Demolition work was occurring on the east side of Greenwood Avenue when this photograph was taken in March 1967. A sign for LaLa’s Fat Burger is visible near the two men on the left side of the building being demolished.
Beyond the economics is a moral imperative, he says.
“It’s the right thing to do,” Yar said. “It’s a sign that we recognize the mechanisms from the past were misguided, and we’re redressing that now in Tulsa. … The psychological benefits to north Tulsa of removing the expressway would be well worth it.”
Later this year, the Pathway to Hope pedestrian walk will open, linking the John Hope Franklin Reconciliation Park to notable Greenwood landmarks. Some of Thompson’s photographs will line that trail.
Thompson’s work is internationally known, with pieces hanging in the National Museum of African American History and Culture in Washington, D.C., in local galleries and on permanent display at OSU-Tulsa. He has published two books, “Hush, Somebody’s Callin’ My Name” and “And My Spirit Said, Yes!” His third book will be out in 2022.

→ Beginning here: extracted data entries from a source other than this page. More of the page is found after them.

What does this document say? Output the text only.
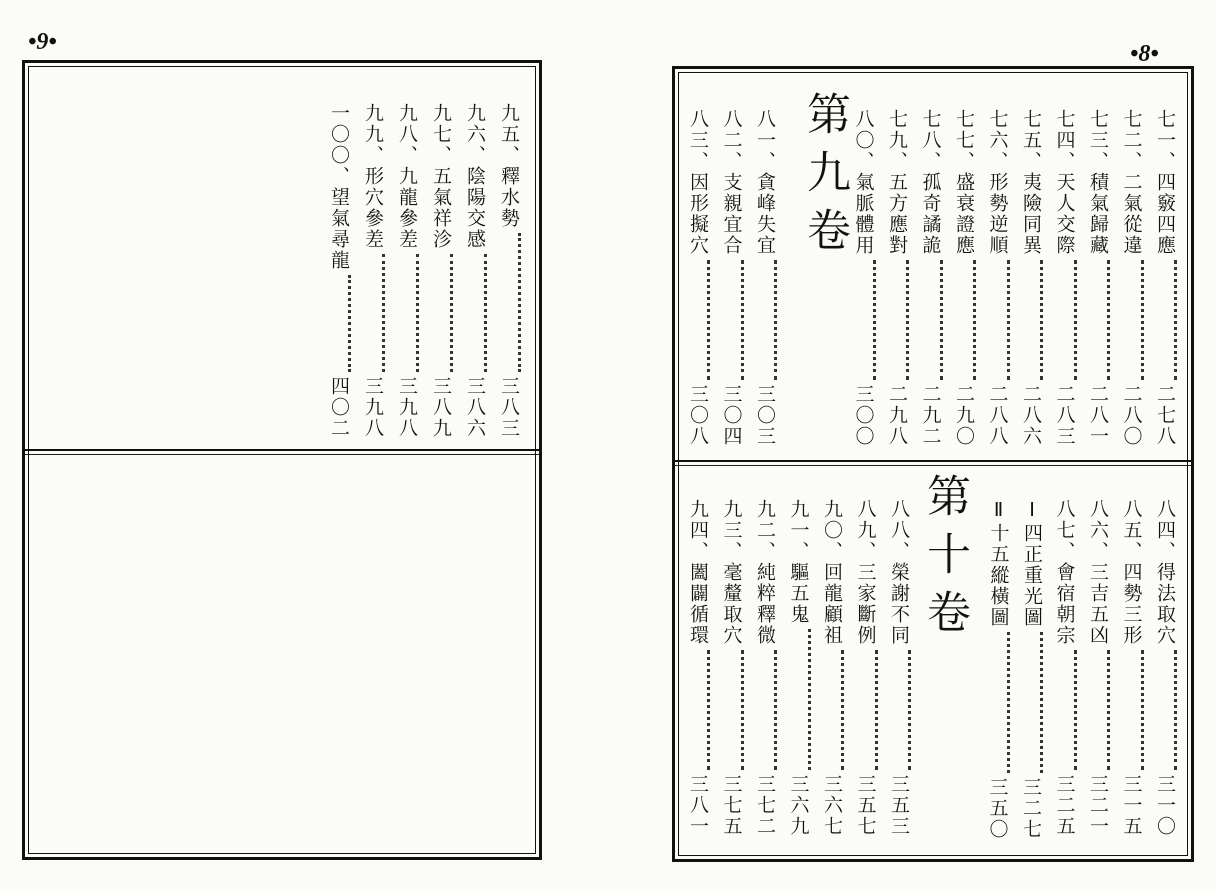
•9•
九五、釋水勢三八三
九六、陰陽交感三八六
九七、五氣祥沴三八九
九八、九龍參差三九八
九九、形穴參差三九八
一〇〇、望氣尋龍四〇二
•8•
第九卷
第十卷
七一、四竅四應二七八
七二、二氣從違二八〇
七三、積氣歸藏二八一
七四、天人交際二八三
七五、夷險同異二八六
七六、形勢逆順二八八
七七、盛衰證應二九〇
七八、孤奇譎詭二九二
七九、五方應對二九八
八〇、氣脈體用三〇〇
八一、貪峰失宜三〇三
八二、支親宜合三〇四
八三、因形擬穴三〇八
八四、得法取穴三一〇
八五、四勢三形三一五
八六、三吉五凶三二一
八七、會宿朝宗三二五
Ⅰ四正重光圖三二七
Ⅱ十五縱橫圖三五〇
八八、榮謝不同三五三
八九、三家斷例三五七
九〇、回龍顧祖三六七
九一、驅五鬼三六九
九二、純粹釋微三七二
九三、毫釐取穴三七五
九四、闔闢循環三八一
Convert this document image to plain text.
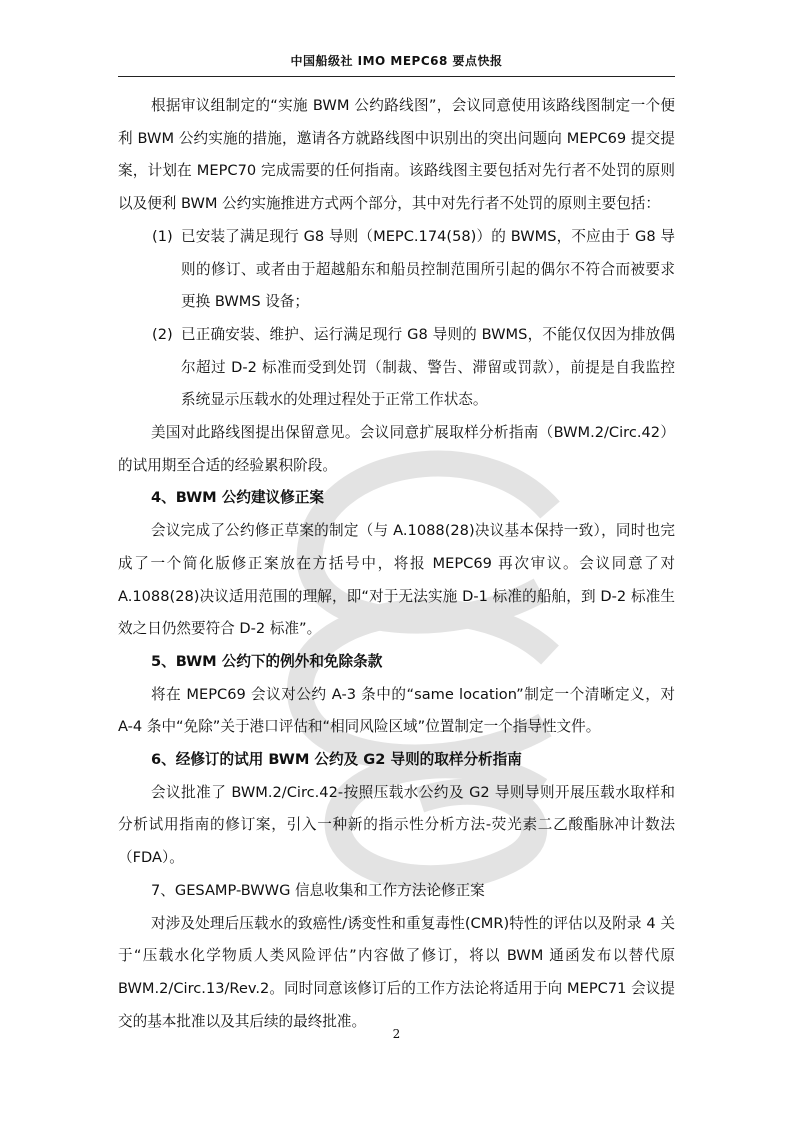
中国船级社 IMO MEPC68 要点快报

根据审议组制定的“实施 BWM 公约路线图”，会议同意使用该路线图制定一个便利 BWM 公约实施的措施，邀请各方就路线图中识别出的突出问题向 MEPC69 提交提案，计划在 MEPC70 完成需要的任何指南。该路线图主要包括对先行者不处罚的原则以及便利 BWM 公约实施推进方式两个部分，其中对先行者不处罚的原则主要包括：

(1) 已安装了满足现行 G8 导则（MEPC.174(58)）的 BWMS，不应由于 G8 导则的修订、或者由于超越船东和船员控制范围所引起的偶尔不符合而被要求更换 BWMS 设备；

(2) 已正确安装、维护、运行满足现行 G8 导则的 BWMS，不能仅仅因为排放偶尔超过 D-2 标准而受到处罚（制裁、警告、滞留或罚款），前提是自我监控系统显示压载水的处理过程处于正常工作状态。

美国对此路线图提出保留意见。会议同意扩展取样分析指南（BWM.2/Circ.42）的试用期至合适的经验累积阶段。

4、BWM 公约建议修正案

会议完成了公约修正草案的制定（与 A.1088(28)决议基本保持一致），同时也完成了一个简化版修正案放在方括号中，将报 MEPC69 再次审议。会议同意了对 A.1088(28)决议适用范围的理解，即“对于无法实施 D-1 标准的船舶，到 D-2 标准生效之日仍然要符合 D-2 标准”。

5、BWM 公约下的例外和免除条款

将在 MEPC69 会议对公约 A-3 条中的“same location”制定一个清晰定义，对 A-4 条中“免除”关于港口评估和“相同风险区域”位置制定一个指导性文件。

6、经修订的试用 BWM 公约及 G2 导则的取样分析指南

会议批准了 BWM.2/Circ.42-按照压载水公约及 G2 导则导则开展压载水取样和分析试用指南的修订案，引入一种新的指示性分析方法-荧光素二乙酸酯脉冲计数法（FDA）。

7、GESAMP-BWWG 信息收集和工作方法论修正案

对涉及处理后压载水的致癌性/诱变性和重复毒性(CMR)特性的评估以及附录 4 关于“压载水化学物质人类风险评估”内容做了修订，将以 BWM 通函发布以替代原 BWM.2/Circ.13/Rev.2。同时同意该修订后的工作方法论将适用于向 MEPC71 会议提交的基本批准以及其后续的最终批准。

2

He’s a photojournalist who gets to know his subjects and their stories. He knows Greenwood well.
“I’m optimistic about the state of the country today,” Thompson said. “The youth of today and the next generation will have a say in what will come next. They will dictate what our country and Tulsa will become.”
As he looks at Interstate 244, Thompson points to spaces and names the businesses once there.
“I worked at night and came during the day to get photos before the bulldozers destroyed Greenwood,” Thompson said. “They went about it so haphazardly without any forethought. They were fast, and I was trying to outrun them. My true regret is not taking more photographs.”
When hearing about the movement and federal proposal to reunite communities of color, his spirit lifts.
“Anything is possible,” Thompson said. “With the strong faith, right resources, people working together, and local and state governments working for the betterment of all, any community can thrive again.”